If your child doesn't already have too many activities

How To Apply It!

  1. When your teen identifies an area of true interest or passion, encourage him to engage in a meaningful long-term project that will require organization and planning.
  2. Let the teen take the lead on exploring an interest for the project. If you want them to truly care about a successful outcome, it needs to be their area of interest, no one else's.
  3. Help the teen identify a specific goal. If it requires too little effort, she won't learn much. If it is too challenging, she might end up discouraged and unsuccessful. Finding a good-fit goal requires careful guidance from an adult who understands the student well.
  4. Agree on an appropriate start date. Starting a project at the beginning of the school year when there are many other stressors might not be a good idea. However, starting during winter break when there is some downtime might be a great way to keep your student motivated through the winter months.
  5. Create a plan. While your teen might say, "I know what I need to do," this is probably the time to be firm. Agree to provide the support she needs, but only if she has a plan you can both agree on.

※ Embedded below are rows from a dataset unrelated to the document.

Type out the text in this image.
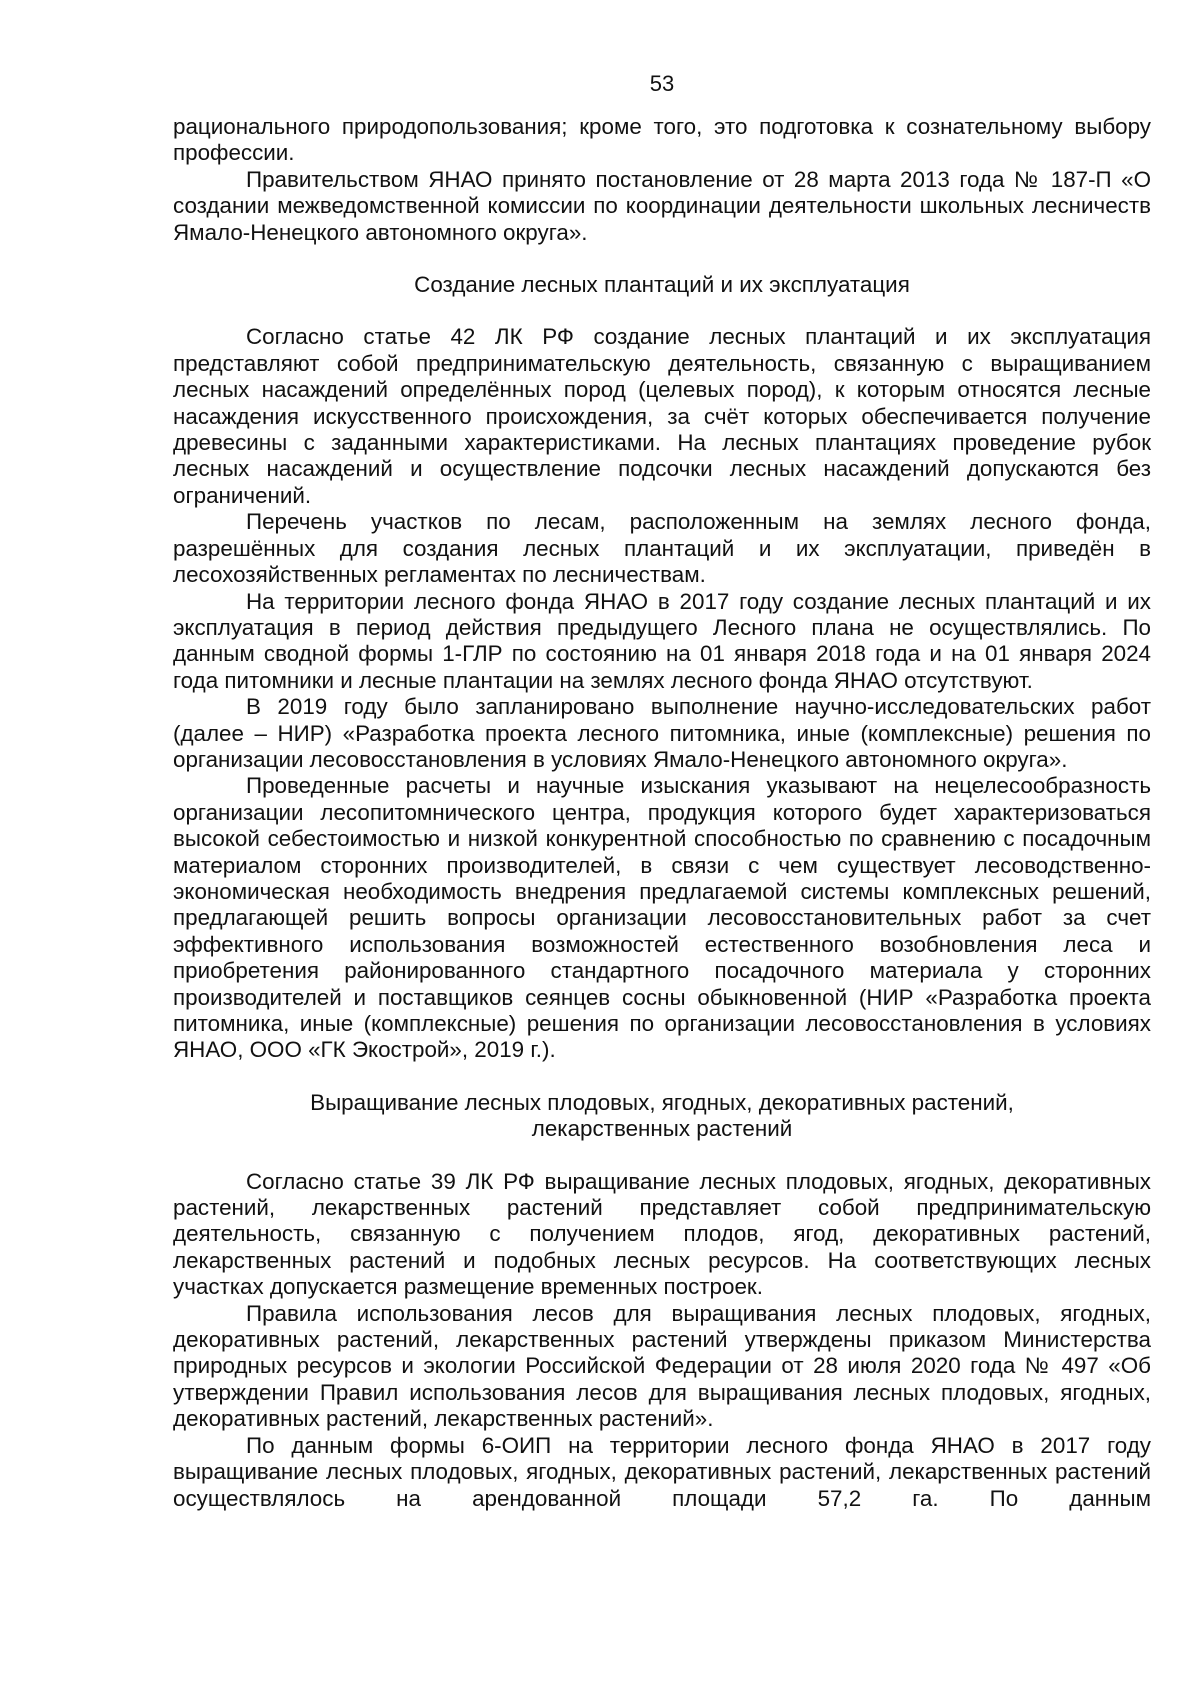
53

рационального природопользования; кроме того, это подготовка к сознательному выбору профессии.

Правительством ЯНАО принято постановление от 28 марта 2013 года № 187-П «О создании межведомственной комиссии по координации деятельности школьных лесничеств Ямало-Ненецкого автономного округа».

Создание лесных плантаций и их эксплуатация

Согласно статье 42 ЛК РФ создание лесных плантаций и их эксплуатация представляют собой предпринимательскую деятельность, связанную с выращиванием лесных насаждений определённых пород (целевых пород), к которым относятся лесные насаждения искусственного происхождения, за счёт которых обеспечивается получение древесины с заданными характеристиками. На лесных плантациях проведение рубок лесных насаждений и осуществление подсочки лесных насаждений допускаются без ограничений.

Перечень участков по лесам, расположенным на землях лесного фонда, разрешённых для создания лесных плантаций и их эксплуатации, приведён в лесохозяйственных регламентах по лесничествам.

На территории лесного фонда ЯНАО в 2017 году создание лесных плантаций и их эксплуатация в период действия предыдущего Лесного плана не осуществлялись. По данным сводной формы 1-ГЛР по состоянию на 01 января 2018 года и на 01 января 2024 года питомники и лесные плантации на землях лесного фонда ЯНАО отсутствуют.

В 2019 году было запланировано выполнение научно-исследовательских работ (далее – НИР) «Разработка проекта лесного питомника, иные (комплексные) решения по организации лесовосстановления в условиях Ямало-Ненецкого автономного округа».

Проведенные расчеты и научные изыскания указывают на нецелесообразность организации лесопитомнического центра, продукция которого будет характеризоваться высокой себестоимостью и низкой конкурентной способностью по сравнению с посадочным материалом сторонних производителей, в связи с чем существует лесоводственно-экономическая необходимость внедрения предлагаемой системы комплексных решений, предлагающей решить вопросы организации лесовосстановительных работ за счет эффективного использования возможностей естественного возобновления леса и приобретения районированного стандартного посадочного материала у сторонних производителей и поставщиков сеянцев сосны обыкновенной (НИР «Разработка проекта питомника, иные (комплексные) решения по организации лесовосстановления в условиях ЯНАО, ООО «ГК Экострой», 2019 г.).

Выращивание лесных плодовых, ягодных, декоративных растений,
лекарственных растений

Согласно статье 39 ЛК РФ выращивание лесных плодовых, ягодных, декоративных растений, лекарственных растений представляет собой предпринимательскую деятельность, связанную с получением плодов, ягод, декоративных растений, лекарственных растений и подобных лесных ресурсов. На соответствующих лесных участках допускается размещение временных построек.

Правила использования лесов для выращивания лесных плодовых, ягодных, декоративных растений, лекарственных растений утверждены приказом Министерства природных ресурсов и экологии Российской Федерации от 28 июля 2020 года № 497 «Об утверждении Правил использования лесов для выращивания лесных плодовых, ягодных, декоративных растений, лекарственных растений».

По данным формы 6-ОИП на территории лесного фонда ЯНАО в 2017 году выращивание лесных плодовых, ягодных, декоративных растений, лекарственных растений осуществлялось на арендованной площади 57,2 га. По данным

And that plan should be on paper where you can both look at it. The plan could be a checklist with dates, a calendar with milestones highlighted, or an accordion file with tabs marked for the deliverables. As a general rule, paper-based organizational tools work better than digital tools for students with weaker executive function and organization skills.
  6. Let them own the plan. The goal is for your teen to have ownership of the process and feel the accomplishment of completing the work independently. However, adults will want to provide gentle check-ins to ask how things are going and offer appropriate levels of support or encouragement to be sure they are meeting their objectives.
  7. Reflect afterwards. After the project is completed, be sure that your teen reflects on the process and what went well and what might have been disappointing or frustrating. If your teen is sensitive about the outcome, give him an appropriate amount of time before discussing. However, this is an essential step in the growth process so do not skip it or wait too long even if it is not easy.

The Science Of Learning (why It Works)

It is essential that adolescents learn good planning and organization skills before they go off to college. The best way to learn these skills is through meaningful practice. Parents often assume that school projects will help students develop organization and planning skills. However, if the student is not inherently interested in the project, they might simply put in the work needed to get the desired grade. Unfortunately, in those cases, they are often not developing the effective long-term planning skills of having a meaningful objective and developing a plan that will enable them to produce their best work.